Escribía Juan Diego Madueño hace dos semanas un artículo fantástico en el que cuestionaba ciertos mensajes triunfalistas de los políticos madrileños, que suenan a broma pesada ante la realidad que se vive a pie de calle, donde hay cierta sensación de prosperidad de cartón piedra que le es ajena a una parte relevante de los ciudadanos. La queja puede extenderse a otros tantos puntos del país y a mensajes de todas las Administraciones, que niegan una evidencia, y es que en España sobrevivir cada vez es más complicado para quienes no disponen de una propiedad o para quienes se emplean en el cada vez más asfixiado sector privado de las pymes... o en el de los autónomos. Sin ir más lejos, el presidente del Gobierno alardeaba este jueves del incremento del 9% nominal de las rentas de los españoles de los últimos años, cosa que es cierta, pero que apenas si han notado las clases activas, es decir, los trabajadores. Los que alimentan el tejido productivo. Los cada vez más cansados y resignados. Los paganinis.

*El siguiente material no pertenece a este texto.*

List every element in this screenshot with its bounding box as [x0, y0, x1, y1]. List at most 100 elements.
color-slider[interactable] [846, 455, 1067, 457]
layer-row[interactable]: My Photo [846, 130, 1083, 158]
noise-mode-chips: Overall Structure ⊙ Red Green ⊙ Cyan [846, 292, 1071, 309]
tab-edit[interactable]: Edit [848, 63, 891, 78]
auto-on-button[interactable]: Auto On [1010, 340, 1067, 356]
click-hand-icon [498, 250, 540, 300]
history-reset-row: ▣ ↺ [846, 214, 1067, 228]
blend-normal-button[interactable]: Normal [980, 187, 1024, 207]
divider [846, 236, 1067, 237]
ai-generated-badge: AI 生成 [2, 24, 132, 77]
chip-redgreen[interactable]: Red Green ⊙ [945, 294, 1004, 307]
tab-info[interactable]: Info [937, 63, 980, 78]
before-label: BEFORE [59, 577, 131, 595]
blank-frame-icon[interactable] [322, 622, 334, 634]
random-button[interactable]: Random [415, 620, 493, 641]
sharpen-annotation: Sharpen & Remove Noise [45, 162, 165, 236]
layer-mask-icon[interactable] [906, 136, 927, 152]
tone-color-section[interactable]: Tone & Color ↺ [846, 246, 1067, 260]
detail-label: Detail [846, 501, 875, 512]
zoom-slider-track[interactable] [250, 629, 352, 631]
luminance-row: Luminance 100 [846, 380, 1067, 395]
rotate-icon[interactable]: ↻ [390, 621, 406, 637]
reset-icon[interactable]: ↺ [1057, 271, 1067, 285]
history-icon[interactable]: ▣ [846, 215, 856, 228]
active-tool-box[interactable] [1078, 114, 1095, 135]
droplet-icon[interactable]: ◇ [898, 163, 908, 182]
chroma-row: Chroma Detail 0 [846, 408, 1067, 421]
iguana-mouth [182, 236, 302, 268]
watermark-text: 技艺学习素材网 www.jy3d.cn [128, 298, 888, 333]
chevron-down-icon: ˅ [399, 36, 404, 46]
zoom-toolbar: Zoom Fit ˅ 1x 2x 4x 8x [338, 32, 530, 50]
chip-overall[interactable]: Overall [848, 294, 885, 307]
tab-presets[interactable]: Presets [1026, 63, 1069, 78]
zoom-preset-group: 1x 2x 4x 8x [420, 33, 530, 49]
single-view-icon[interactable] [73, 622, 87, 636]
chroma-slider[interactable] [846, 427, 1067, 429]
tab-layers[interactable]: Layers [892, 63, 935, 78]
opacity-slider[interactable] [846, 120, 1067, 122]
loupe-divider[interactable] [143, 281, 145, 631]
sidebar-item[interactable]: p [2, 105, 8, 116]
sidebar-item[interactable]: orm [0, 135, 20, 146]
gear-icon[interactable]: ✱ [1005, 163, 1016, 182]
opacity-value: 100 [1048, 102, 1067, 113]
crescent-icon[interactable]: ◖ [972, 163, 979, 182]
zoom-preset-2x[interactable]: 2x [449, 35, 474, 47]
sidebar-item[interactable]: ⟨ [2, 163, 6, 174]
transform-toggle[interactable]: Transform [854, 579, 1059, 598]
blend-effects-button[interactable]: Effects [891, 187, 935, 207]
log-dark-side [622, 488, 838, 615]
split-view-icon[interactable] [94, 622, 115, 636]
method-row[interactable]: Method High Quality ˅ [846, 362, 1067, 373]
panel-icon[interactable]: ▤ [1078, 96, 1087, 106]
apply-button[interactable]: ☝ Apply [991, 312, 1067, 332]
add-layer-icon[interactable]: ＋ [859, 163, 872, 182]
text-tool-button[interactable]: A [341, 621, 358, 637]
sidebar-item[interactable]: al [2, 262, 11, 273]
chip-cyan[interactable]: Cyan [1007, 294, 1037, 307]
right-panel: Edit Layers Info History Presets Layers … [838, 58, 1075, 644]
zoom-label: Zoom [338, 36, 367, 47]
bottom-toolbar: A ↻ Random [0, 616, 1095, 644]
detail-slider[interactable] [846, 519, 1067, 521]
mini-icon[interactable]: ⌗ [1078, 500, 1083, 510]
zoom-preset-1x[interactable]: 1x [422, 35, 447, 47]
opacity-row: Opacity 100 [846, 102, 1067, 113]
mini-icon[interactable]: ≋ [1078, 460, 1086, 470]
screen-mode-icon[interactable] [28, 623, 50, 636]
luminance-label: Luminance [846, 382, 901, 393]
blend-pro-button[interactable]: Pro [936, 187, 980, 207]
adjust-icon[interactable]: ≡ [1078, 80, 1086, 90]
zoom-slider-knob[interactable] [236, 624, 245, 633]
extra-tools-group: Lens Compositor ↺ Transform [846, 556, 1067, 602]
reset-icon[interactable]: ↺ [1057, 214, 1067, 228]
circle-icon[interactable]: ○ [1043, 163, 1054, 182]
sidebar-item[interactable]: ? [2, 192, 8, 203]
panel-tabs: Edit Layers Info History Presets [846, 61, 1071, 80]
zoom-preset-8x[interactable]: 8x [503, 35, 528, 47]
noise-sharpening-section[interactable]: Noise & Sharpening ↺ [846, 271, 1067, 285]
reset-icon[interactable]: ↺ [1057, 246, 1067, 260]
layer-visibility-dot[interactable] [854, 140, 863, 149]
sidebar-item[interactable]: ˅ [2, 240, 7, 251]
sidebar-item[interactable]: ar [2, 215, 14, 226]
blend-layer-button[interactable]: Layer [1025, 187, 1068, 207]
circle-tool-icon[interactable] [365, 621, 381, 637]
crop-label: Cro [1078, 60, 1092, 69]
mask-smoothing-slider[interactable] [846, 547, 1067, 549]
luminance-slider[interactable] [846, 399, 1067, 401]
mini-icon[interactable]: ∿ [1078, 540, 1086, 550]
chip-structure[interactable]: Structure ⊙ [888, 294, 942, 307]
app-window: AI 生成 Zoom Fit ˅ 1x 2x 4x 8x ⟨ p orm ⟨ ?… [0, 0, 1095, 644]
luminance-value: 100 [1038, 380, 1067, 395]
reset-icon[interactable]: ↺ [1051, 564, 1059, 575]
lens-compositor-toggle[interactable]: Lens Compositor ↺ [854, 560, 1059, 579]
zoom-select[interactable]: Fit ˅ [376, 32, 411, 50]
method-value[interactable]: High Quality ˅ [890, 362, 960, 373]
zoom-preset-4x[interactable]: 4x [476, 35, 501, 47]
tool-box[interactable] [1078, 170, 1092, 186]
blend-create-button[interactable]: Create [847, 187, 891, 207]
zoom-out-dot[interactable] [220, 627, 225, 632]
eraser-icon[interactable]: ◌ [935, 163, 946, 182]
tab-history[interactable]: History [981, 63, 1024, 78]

Son todos ellos cotizantes que se han enfrentado en los últimos años a una inflación superior al 20% que no ha estado acompañada de una deflactación del IRPF o de un incremento de sus salarios que se acerque al aumento de los precios. Todo esto ha sucedido con incrementos anuales de entre el 8 y el 12% del precio de la vivienda en las grandes ciudades, de media, y en mitad de un encarecimiento de todo lo básico. Y digo de todo como persona que compra y hace cuentas a final de mes. El último informe de consumo alimentario del Ministerio de Agricultura estima que el aumento de los precios medios ha sido del 28,9% desde la pandemia, lo que, evidentemente, ha afectado al consumo de frescos. En otras palabras: a la alimentación sana, que cada vez es más cara.

No ha habido períodos exentos de problemas sociales en España. Las novelas de Pío Baroja se publicaron hace cuatro días, como quien dice, y hoy las muertes por epidemias son testimoniales y las condiciones de vida son buenas, en general. Pero hay unos cuantos datos que invitan a pensar que el optimismo exhibido por Pedro Sánchez en su rueda de prensa de cierre del curso es improcedente; y quizás el enésimo ejercicio de desfachatez e incomprensión de la circunstancia de ciudadanos que cada vez tienen las sensación de sentirse más ahogados.

Su Gobierno -según el INE- ha sido capaz de reducir en dos puntos el porcentaje de hogares con riesgo de exclusión social y pobreza, pero esa variable estaba en el 25,8% del total en 2024, cuando el 35,8% reconocía que no disponía de los medios insuficientes para hacer frente a un gasto imprevisto, con sueldos que apenas si han subido un 3% en los últimos 30 años, según la OCDE, mientras la productividad crece por debajo de la media de los grandes países de la UE y las cargas impositivas sobre los trabajadores autónomos machacan la iniciativa privada y hunden el pequeño comercio.

Cualquiera que recorra una buena parte de la Ruta de la Plata o de La Raya con Portugal, amén del interior, observará cómo existen zonas que en las últimas décadas se han vaciado y depauperado por falta de competitividad. Atreverse a 'saltar' a la gran ciudad implica hoy, en 2025, asumir que a cambio de un trabajo 'esperanzador' es necesario aceptar ciertas formas de pobreza contemporánea que poco a poco elevan su intensidad desde la baja hasta la moderada. En ese nivel, hay que privarse de muchas cosas.

Atreverse a 'saltar' a la gran ciudad implica hoy, en 2025, asumir que a cambio de un trabajo 'esperanzador' es necesario aceptar ciertas formas de pobreza contemporánea

Y hay formas de miseria que estaban a la vuelta de la esquina. Nunca se fueron, pero ahora se aprecian más. No hace falta que me las cuenten: las he visto. ¿Imaginan que haya gente con trabajo que se vea obligada a vivir en caravanas o incluso a acampar? Mejor, no pregunten cuando encuentren alguno de estos asentamientos improvisados. No hay nada que me gustaría más que equivocarme, pero diría que hay una fuerte crisis social que se cocina a fuego lento y que, tarde o temprano, estallará y va a comerse una nueva ración de la prosperidad española. Sería injusto culpar a un solo gobierno de ello. En realidad, todas las Administraciones tienen una ceguera interesada al respecto, aunque algunas actúen con mucha menos vergüenza, como la que alardea, pese a todo, de crecimiento de la renta nominal.